Oh this was SO my daughter! I stay at home too and she was and still is VERY attached to me, especially around that 2 y/o age. She just turned 4 and honestly, just within the last few months have I noticed her gravitating more towards Daddy. That's not to say it's been as extreme as it once was between 2 and 4, but literally within the last 2 months is the first time EVER that she's asked Daddy to put her to bed while I'm at home.

I would also suggest just leaving the house. I know that doesn't sound all that appealing since you really just want downtime to sit down or load the dishwasher or whatever, but my husband used to come home and on particularly rough days would say...don't you have to get gas?! So, I did, and then I went to Starbuck's! ;)

It will get better. For us we mostly just let her cry and fuss about it during one activity and then I'd help for the other activity. For instance dad would give her bath and then I'd get her in jammies and put her to bed. Eventually he was able to do both bath and jammies and I came in at the end. Now I still usually am the one to put her to bed but she has no problems with me being in the house and not tending to her every need!
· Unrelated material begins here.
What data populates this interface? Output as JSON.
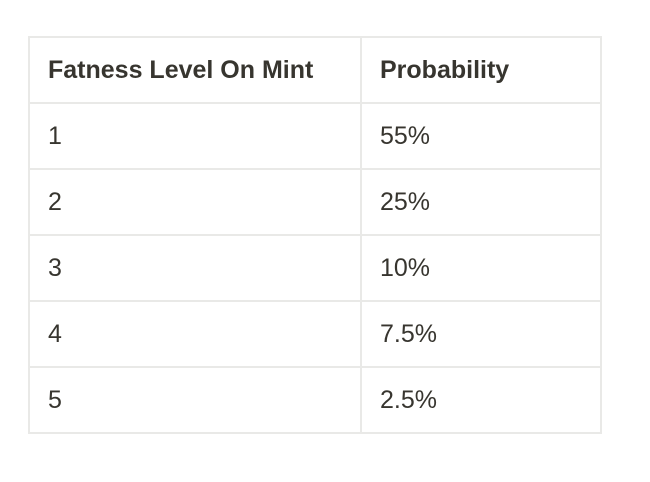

Lots of people told me one day she'll switch to Daddy, but, and not to make it worse ;), but that day hasn't happened yet!
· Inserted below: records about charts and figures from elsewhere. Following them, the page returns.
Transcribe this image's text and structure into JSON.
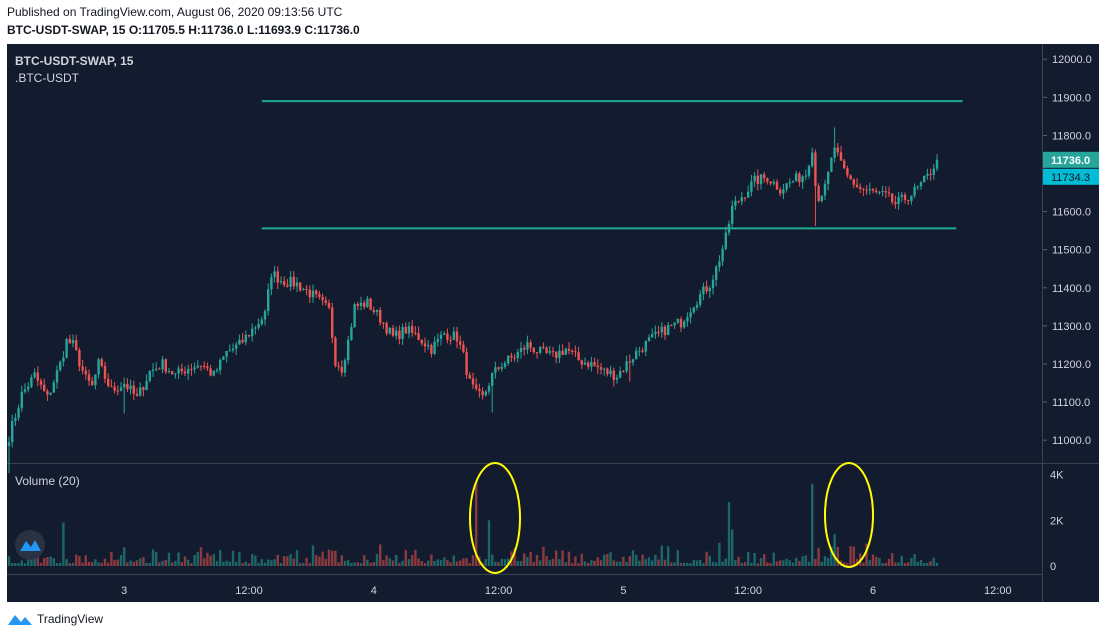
{
  "header": {
    "published": "Published on TradingView.com, August 06, 2020 09:13:56 UTC",
    "symbol": "BTC-USDT-SWAP, 15",
    "o_label": "O:",
    "o": "11705.5",
    "h_label": "H:",
    "h": "11736.0",
    "l_label": "L:",
    "l": "11693.9",
    "c_label": "C:",
    "c": "11736.0"
  },
  "legend": {
    "symbol": "BTC-USDT-SWAP, 15",
    "sub": ".BTC-USDT"
  },
  "volume_label": "Volume (20)",
  "price_tags": {
    "last": "11736.0",
    "ref": "11734.3"
  },
  "footer": {
    "brand": "TradingView"
  },
  "colors": {
    "background": "#131b2e",
    "up": "#26a69a",
    "down": "#ef5350",
    "hline": "#22ab94",
    "annotation": "#ffff00",
    "tag_last": "#26a69a",
    "tag_ref": "#00bcd4"
  },
  "chart_data": {
    "type": "candlestick",
    "price_axis": {
      "ticks": [
        "12000.0",
        "11900.0",
        "11800.0",
        "11700.0",
        "11600.0",
        "11500.0",
        "11400.0",
        "11300.0",
        "11200.0",
        "11100.0",
        "11000.0"
      ],
      "range": [
        10940,
        12040
      ]
    },
    "volume_axis": {
      "ticks": [
        "4K",
        "2K",
        "0"
      ],
      "range": [
        0,
        4200
      ]
    },
    "time_axis": {
      "ticks": [
        "3",
        "12:00",
        "4",
        "12:00",
        "5",
        "12:00",
        "6",
        "12:00"
      ]
    },
    "horizontal_lines": [
      {
        "price": 11890,
        "from_index": 79,
        "to_index": 298
      },
      {
        "price": 11556,
        "from_index": 79,
        "to_index": 296
      }
    ],
    "annotations": [
      {
        "type": "ellipse",
        "target": "volume spike near 12:00 (day 4)"
      },
      {
        "type": "ellipse",
        "target": "volume spike before 6"
      }
    ],
    "anchors": [
      [
        0,
        11010
      ],
      [
        4,
        11120
      ],
      [
        8,
        11170
      ],
      [
        12,
        11110
      ],
      [
        16,
        11200
      ],
      [
        18,
        11260
      ],
      [
        20,
        11250
      ],
      [
        24,
        11160
      ],
      [
        26,
        11140
      ],
      [
        28,
        11200
      ],
      [
        32,
        11130
      ],
      [
        36,
        11150
      ],
      [
        40,
        11110
      ],
      [
        44,
        11180
      ],
      [
        48,
        11200
      ],
      [
        52,
        11170
      ],
      [
        56,
        11190
      ],
      [
        60,
        11200
      ],
      [
        64,
        11170
      ],
      [
        68,
        11230
      ],
      [
        72,
        11250
      ],
      [
        76,
        11290
      ],
      [
        80,
        11330
      ],
      [
        82,
        11440
      ],
      [
        85,
        11420
      ],
      [
        90,
        11410
      ],
      [
        95,
        11380
      ],
      [
        100,
        11340
      ],
      [
        102,
        11210
      ],
      [
        104,
        11190
      ],
      [
        106,
        11260
      ],
      [
        108,
        11350
      ],
      [
        112,
        11360
      ],
      [
        116,
        11320
      ],
      [
        120,
        11270
      ],
      [
        124,
        11290
      ],
      [
        128,
        11270
      ],
      [
        132,
        11240
      ],
      [
        136,
        11280
      ],
      [
        140,
        11270
      ],
      [
        142,
        11220
      ],
      [
        144,
        11150
      ],
      [
        146,
        11120
      ],
      [
        148,
        11110
      ],
      [
        151,
        11170
      ],
      [
        154,
        11200
      ],
      [
        158,
        11220
      ],
      [
        162,
        11250
      ],
      [
        166,
        11230
      ],
      [
        170,
        11220
      ],
      [
        174,
        11240
      ],
      [
        178,
        11210
      ],
      [
        182,
        11200
      ],
      [
        186,
        11180
      ],
      [
        190,
        11170
      ],
      [
        192,
        11190
      ],
      [
        196,
        11230
      ],
      [
        200,
        11260
      ],
      [
        205,
        11290
      ],
      [
        210,
        11310
      ],
      [
        214,
        11360
      ],
      [
        216,
        11380
      ],
      [
        219,
        11410
      ],
      [
        221,
        11450
      ],
      [
        224,
        11530
      ],
      [
        226,
        11610
      ],
      [
        230,
        11650
      ],
      [
        233,
        11680
      ],
      [
        237,
        11690
      ],
      [
        241,
        11660
      ],
      [
        245,
        11680
      ],
      [
        249,
        11700
      ],
      [
        251,
        11770
      ],
      [
        252,
        11670
      ],
      [
        253,
        11640
      ],
      [
        255,
        11660
      ],
      [
        258,
        11770
      ],
      [
        260,
        11720
      ],
      [
        262,
        11690
      ],
      [
        266,
        11660
      ],
      [
        270,
        11650
      ],
      [
        274,
        11640
      ],
      [
        277,
        11620
      ],
      [
        281,
        11640
      ],
      [
        284,
        11660
      ],
      [
        287,
        11690
      ],
      [
        290,
        11736
      ]
    ],
    "volume_spikes": [
      {
        "index": 17,
        "value": 1900
      },
      {
        "index": 146,
        "value": 3700
      },
      {
        "index": 150,
        "value": 2000
      },
      {
        "index": 225,
        "value": 2800
      },
      {
        "index": 226,
        "value": 1600
      },
      {
        "index": 251,
        "value": 3600
      },
      {
        "index": 258,
        "value": 1400
      }
    ]
  }
}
This is a frustrating time! I hear you! Hang in there! It does get better, slowly but surely!

C.T.

answers from Santa Fe on

My (she's 2) daughter can be the same way. She is soooo attached to mama! For us it really helps for Daddy to do things one on one with her. He has started taking her out to do things on his day off...just the 2 of them. They ride the bus just for fun and get off at the pool and swim. She is SO excited afterwards and she has such a great time. I try to go 2 evenings a week to the gym so she only has Dad around. I left for a whole weekend recently - crazy! They did so great without me. These things have changed her super mama clinginess. So, I would suggest a lot less mom time and a lot more dad time. Or just wait it out - she will get better as she gets older.